Misfolded proteins expose backbone groups.

Yes. Applications:

  • Nanomaterials
  • Tissue scaffolds
  • Conductive biomaterials
  • Drug delivery platform

11. Design a β-sheet motif that forms a well-ordered structure.

To design a stable β-sheet to use an alternating polar/nonpolar pattern, for example, Val–Ser–Val–Ser–Val–Ser–Val–Ser

Part B: Protein Analysis and Visualization

1. I found it interesting to study p53 because its mutations are associated with the development of many types of cancer. Therefore, it is important not only for a fundamental understanding of cellular molecular biology but also for medicine and the development of anticancer drugs.

2.

  • Protein length: 121 amino acids
  • Most frequent: L (16 times)
  • E-value 5e-75

3.

  • Released in AlphaFold DB: 2021-07-01
  • Not found
  • p53 tetramerization domain, p53 DNA-binding domain-like, transactivation domain (TAD)

4.

Ribbon

Cartoon

Ball and stick

Helices and sheets

Helices - 1222 atoms Sheets - 3769 atoms

Hydrophobic - 5319 atoms Hydrophilic - 7166 atoms

Holes

Part C. Using ML-Based Protein Design Tools

C1. Protein Language Modeling

Deep Mutational Scans

Position ~55 shows a bright vertical band, meaning many substitutions are tolerated - this site is flexible and likely surface-exposed. In contrast, positions ~25–30 are mostly unfavorable (purple), indicating structurally critical, conserved regions sensitive to mutation.

Latent Space Analysis

The protein clusters within a neighborhood of similar fluorescent proteins, indicating that the embedding captures functional and structural similarity. Its position near GFP-like sequences suggests shared folding patterns and chromophore-forming capability. Neighboring proteins likely exhibit similar fluorescence properties and beta-barrel structures.

C2. Protein Folding

Small mutations have minimal impact, preserving overall structure, while larger sequence changes disrupt folding. This suggests the protein is locally robust but globally sensitive to significant alterations.

C3. Protein Generation

The predicted sequence probabilities align closely with the original sequence, with high confidence in conserved residues. Minor variations occur in flexible regions.
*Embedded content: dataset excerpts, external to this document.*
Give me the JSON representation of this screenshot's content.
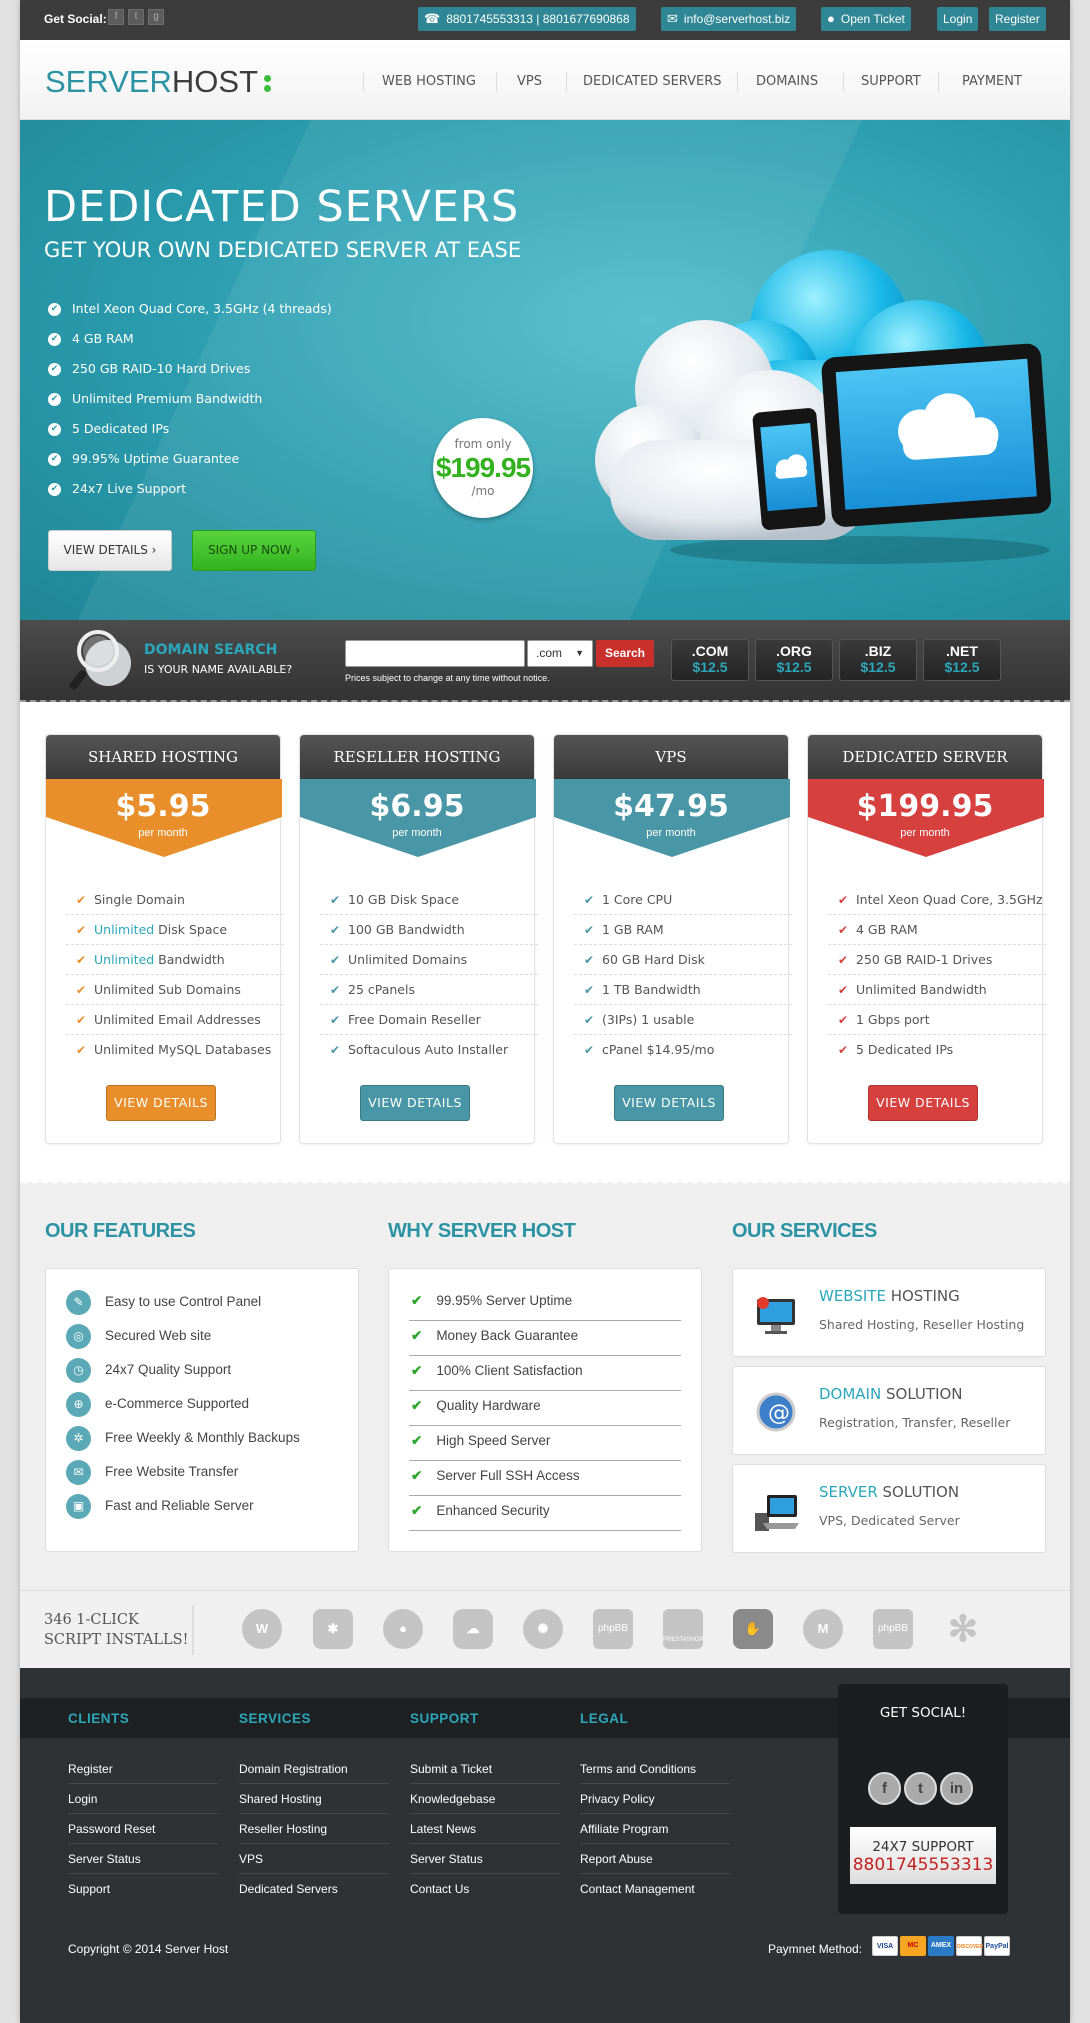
{
  "topbar": {
    "social_label": "Get Social:",
    "social_icons": [
      "facebook-icon",
      "twitter-icon",
      "google-plus-icon"
    ],
    "phone": "8801745553313 | 8801677690868",
    "email": "info@serverhost.biz",
    "open_ticket": "Open Ticket",
    "login": "Login",
    "register": "Register"
  },
  "header": {
    "logo_part1": "SERVER",
    "logo_part2": "HOST",
    "nav": [
      "WEB HOSTING",
      "VPS",
      "DEDICATED SERVERS",
      "DOMAINS",
      "SUPPORT",
      "PAYMENT"
    ]
  },
  "hero": {
    "title": "DEDICATED SERVERS",
    "subtitle": "GET YOUR OWN DEDICATED SERVER AT EASE",
    "features": [
      "Intel Xeon Quad Core, 3.5GHz (4 threads)",
      "4 GB RAM",
      "250 GB RAID-10 Hard Drives",
      "Unlimited Premium Bandwidth",
      "5 Dedicated IPs",
      "99.95% Uptime Guarantee",
      "24x7 Live Support"
    ],
    "view_details": "VIEW DETAILS",
    "sign_up": "SIGN UP NOW",
    "from_only": "from only",
    "price": "$199.95",
    "per": "/mo"
  },
  "domain": {
    "title": "DOMAIN SEARCH",
    "subtitle": "IS YOUR NAME AVAILABLE?",
    "tld_selected": ".com",
    "search_button": "Search",
    "note": "Prices subject to change at any time without notice.",
    "tlds": [
      {
        "name": ".COM",
        "price": "$12.5"
      },
      {
        "name": ".ORG",
        "price": "$12.5"
      },
      {
        "name": ".BIZ",
        "price": "$12.5"
      },
      {
        "name": ".NET",
        "price": "$12.5"
      }
    ]
  },
  "plans": [
    {
      "name": "SHARED HOSTING",
      "price": "$5.95",
      "per": "per month",
      "color": "#e88f2c",
      "button": "VIEW DETAILS",
      "items": [
        [
          "",
          "Single Domain"
        ],
        [
          "Unlimited",
          " Disk Space"
        ],
        [
          "Unlimited",
          " Bandwidth"
        ],
        [
          "",
          "Unlimited Sub Domains"
        ],
        [
          "",
          "Unlimited Email Addresses"
        ],
        [
          "",
          "Unlimited MySQL Databases"
        ]
      ]
    },
    {
      "name": "RESELLER HOSTING",
      "price": "$6.95",
      "per": "per month",
      "color": "#4996a6",
      "button": "VIEW DETAILS",
      "items": [
        [
          "",
          "10 GB Disk Space"
        ],
        [
          "",
          "100 GB Bandwidth"
        ],
        [
          "",
          "Unlimited Domains"
        ],
        [
          "",
          "25 cPanels"
        ],
        [
          "",
          "Free Domain Reseller"
        ],
        [
          "",
          "Softaculous Auto Installer"
        ]
      ]
    },
    {
      "name": "VPS",
      "price": "$47.95",
      "per": "per month",
      "color": "#4996a6",
      "button": "VIEW DETAILS",
      "items": [
        [
          "",
          "1 Core CPU"
        ],
        [
          "",
          "1 GB RAM"
        ],
        [
          "",
          "60 GB Hard Disk"
        ],
        [
          "",
          "1 TB Bandwidth"
        ],
        [
          "",
          "(3IPs) 1 usable"
        ],
        [
          "",
          "cPanel $14.95/mo"
        ]
      ]
    },
    {
      "name": "DEDICATED SERVER",
      "price": "$199.95",
      "per": "per month",
      "color": "#d6403f",
      "button": "VIEW DETAILS",
      "items": [
        [
          "",
          "Intel Xeon Quad Core, 3.5GHz"
        ],
        [
          "",
          "4 GB RAM"
        ],
        [
          "",
          "250 GB RAID-1 Drives"
        ],
        [
          "",
          "Unlimited Bandwidth"
        ],
        [
          "",
          "1 Gbps port"
        ],
        [
          "",
          "5 Dedicated IPs"
        ]
      ]
    }
  ],
  "features": {
    "title": "OUR FEATURES",
    "items": [
      {
        "icon": "wrench-icon",
        "glyph": "✎",
        "label": "Easy to use Control Panel"
      },
      {
        "icon": "globe-icon",
        "glyph": "◎",
        "label": "Secured Web site"
      },
      {
        "icon": "clock-icon",
        "glyph": "◷",
        "label": "24x7 Quality Support"
      },
      {
        "icon": "cart-icon",
        "glyph": "⊕",
        "label": "e-Commerce Supported"
      },
      {
        "icon": "gear-icon",
        "glyph": "✲",
        "label": "Free Weekly & Monthly Backups"
      },
      {
        "icon": "mail-icon",
        "glyph": "✉",
        "label": "Free Website Transfer"
      },
      {
        "icon": "image-icon",
        "glyph": "▣",
        "label": "Fast and Reliable Server"
      }
    ]
  },
  "why": {
    "title": "WHY SERVER HOST",
    "items": [
      "99.95% Server Uptime",
      "Money Back Guarantee",
      "100% Client Satisfaction",
      "Quality Hardware",
      "High Speed Server",
      "Server Full SSH Access",
      "Enhanced Security"
    ]
  },
  "services": {
    "title": "OUR SERVICES",
    "items": [
      {
        "accent": "WEBSITE",
        "rest": " HOSTING",
        "desc": "Shared Hosting, Reseller Hosting",
        "icon": "monitor-icon"
      },
      {
        "accent": "DOMAIN",
        "rest": " SOLUTION",
        "desc": "Registration, Transfer, Reseller",
        "icon": "at-globe-icon"
      },
      {
        "accent": "SERVER",
        "rest": " SOLUTION",
        "desc": "VPS, Dedicated Server",
        "icon": "server-laptop-icon"
      }
    ]
  },
  "scripts": {
    "label_line1": "346 1-CLICK",
    "label_line2": "SCRIPT INSTALLS!",
    "logos": [
      "wordpress-icon",
      "joomla-icon",
      "drupal-icon",
      "cloud-script-icon",
      "swirl-icon",
      "phpbb-icon",
      "prestashop-icon",
      "hand-icon",
      "magento-icon",
      "phpbb2-icon",
      "asterisk-icon"
    ],
    "logo_texts": [
      "phpBB",
      "PRESTASHOP",
      "phpBB"
    ]
  },
  "footer": {
    "columns": [
      {
        "title": "CLIENTS",
        "links": [
          "Register",
          "Login",
          "Password Reset",
          "Server Status",
          "Support"
        ]
      },
      {
        "title": "SERVICES",
        "links": [
          "Domain Registration",
          "Shared Hosting",
          "Reseller Hosting",
          "VPS",
          "Dedicated Servers"
        ]
      },
      {
        "title": "SUPPORT",
        "links": [
          "Submit a Ticket",
          "Knowledgebase",
          "Latest News",
          "Server Status",
          "Contact Us"
        ]
      },
      {
        "title": "LEGAL",
        "links": [
          "Terms and Conditions",
          "Privacy Policy",
          "Affiliate Program",
          "Report Abuse",
          "Contact Management"
        ]
      }
    ],
    "get_social": "GET SOCIAL!",
    "support_label": "24X7 SUPPORT",
    "support_phone": "8801745553313",
    "copyright": "Copyright © 2014   Server Host",
    "payment_label": "Paymnet Method:",
    "payment_cards": [
      "VISA",
      "MC",
      "AMEX",
      "DISCOVER",
      "PayPal"
    ]
  }
}
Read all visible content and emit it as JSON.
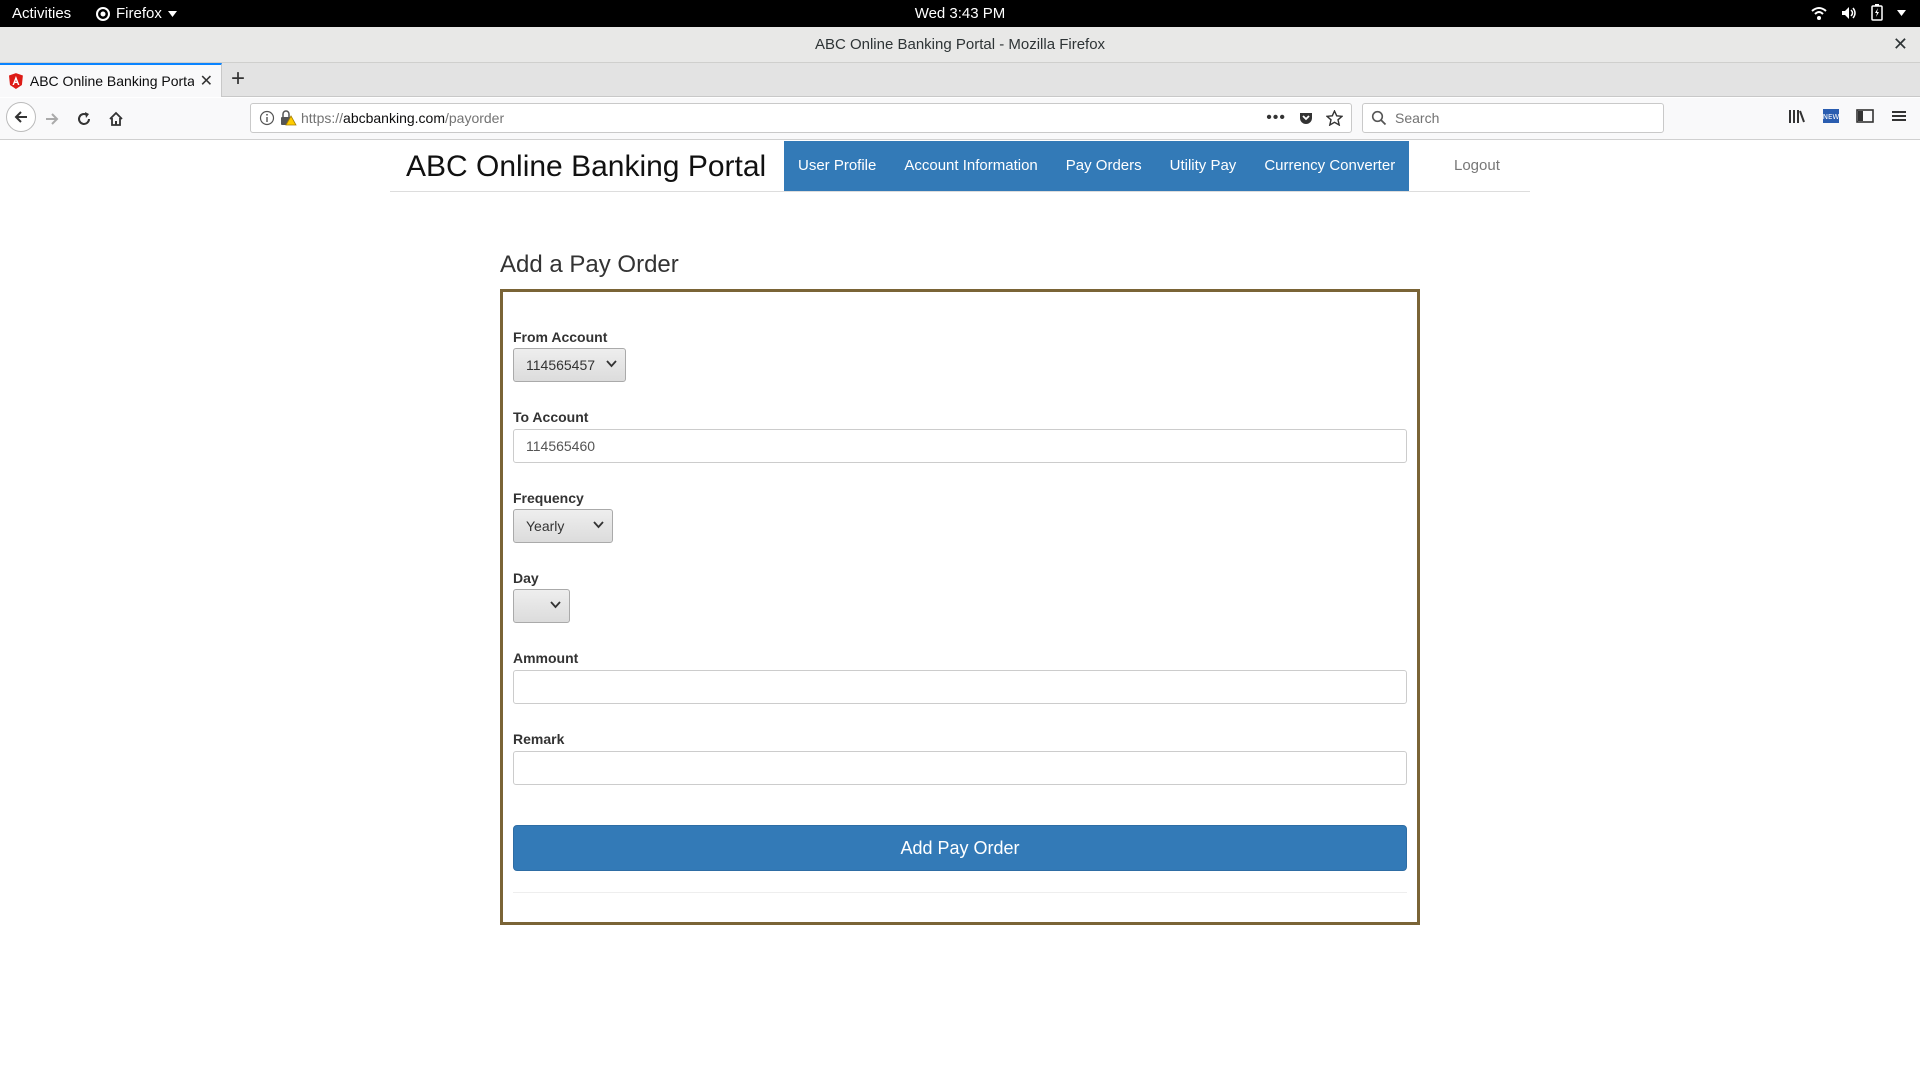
{
  "system_bar": {
    "activities": "Activities",
    "app_name": "Firefox",
    "clock": "Wed  3:43 PM"
  },
  "window": {
    "title": "ABC Online Banking Portal - Mozilla Firefox"
  },
  "browser": {
    "tab_title": "ABC Online Banking Portal",
    "url_prefix": "https://",
    "url_domain": "abcbanking.com",
    "url_path": "/payorder",
    "search_placeholder": "Search"
  },
  "site": {
    "brand": "ABC Online Banking Portal",
    "nav": [
      "User Profile",
      "Account Information",
      "Pay Orders",
      "Utility Pay",
      "Currency Converter"
    ],
    "logout": "Logout"
  },
  "form": {
    "title": "Add a Pay Order",
    "from_account": {
      "label": "From Account",
      "value": "114565457"
    },
    "to_account": {
      "label": "To Account",
      "value": "114565460"
    },
    "frequency": {
      "label": "Frequency",
      "value": "Yearly"
    },
    "day": {
      "label": "Day",
      "value": ""
    },
    "amount": {
      "label": "Ammount",
      "value": ""
    },
    "remark": {
      "label": "Remark",
      "value": ""
    },
    "submit_label": "Add Pay Order"
  },
  "colors": {
    "nav_bg": "#337ab7",
    "button_bg": "#337ab7",
    "form_border": "#7a6436",
    "tab_accent": "#0a84ff"
  }
}
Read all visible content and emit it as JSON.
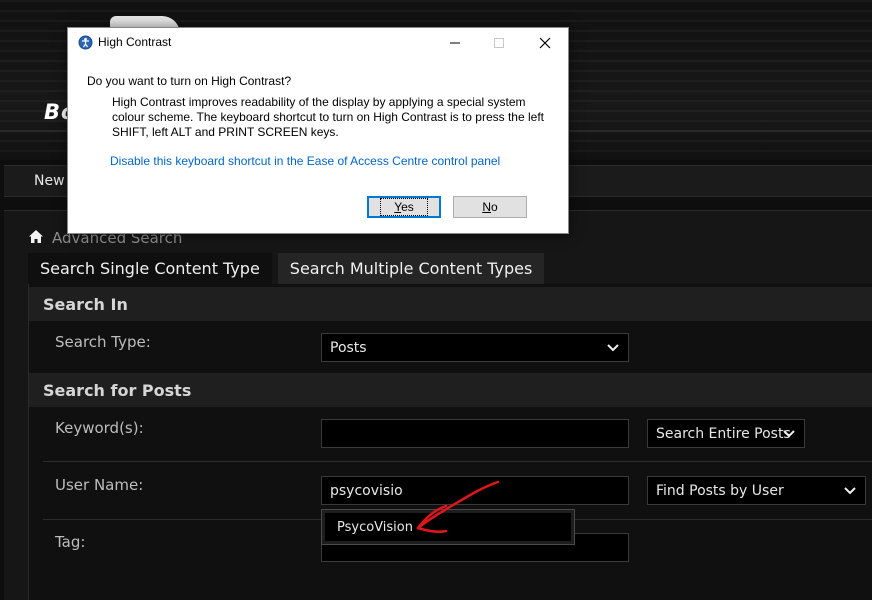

Part D. Group Brainstorm on Bacteriophage Engineering

Proposal: Investigating Increased Stability of the MS2 L Protein

Objective: Identify and engineer mutations in the L protein of ssRNA phage MS2 to increase its stability while maintaining lytic function.

Proposed Tools/Approaches:

  • Use PLMs (e.g., ESM-2, ProtTrans) to perform in silico mutagenesis of L.
  • Predict the effects of single-residue substitutions on protein stability and functional conservation.
  • Model L interactions with potential protein partners in silico.
  • Assess how candidate mutations may alter tertiary structure, heterotypic interactions, or membrane association.

Rational: L may require specific protein–protein contacts for lytic activity, so structural modeling can prioritize mutations that stabilize the protein while preserving key interactions.

Why These Tools Might Help:

PLMs allow high-throughput screening of potential stabilizing mutations without needing labor-intensive wet lab experiments. AlphaFold-Multimer can predict whether stabilizing mutations compromise critical interactions, reducing the risk of non-functional variants. Conservation-guided mutagenesis ensures changes do not disrupt essential motifs like LS, which are important for lysis.

Potential Pitfalls:

Limited experimental validation data: PLMs and AlphaFold predictions are probabilistic; predicted stabilizing mutations may still disrupt lytic function. Complex lysis mechanism unknown: Since the L mechanism does not involve peptidoglycan inhibition, stabilizing mutations might inadvertently affect subtle protein–protein interactions that are hard to capture in silico.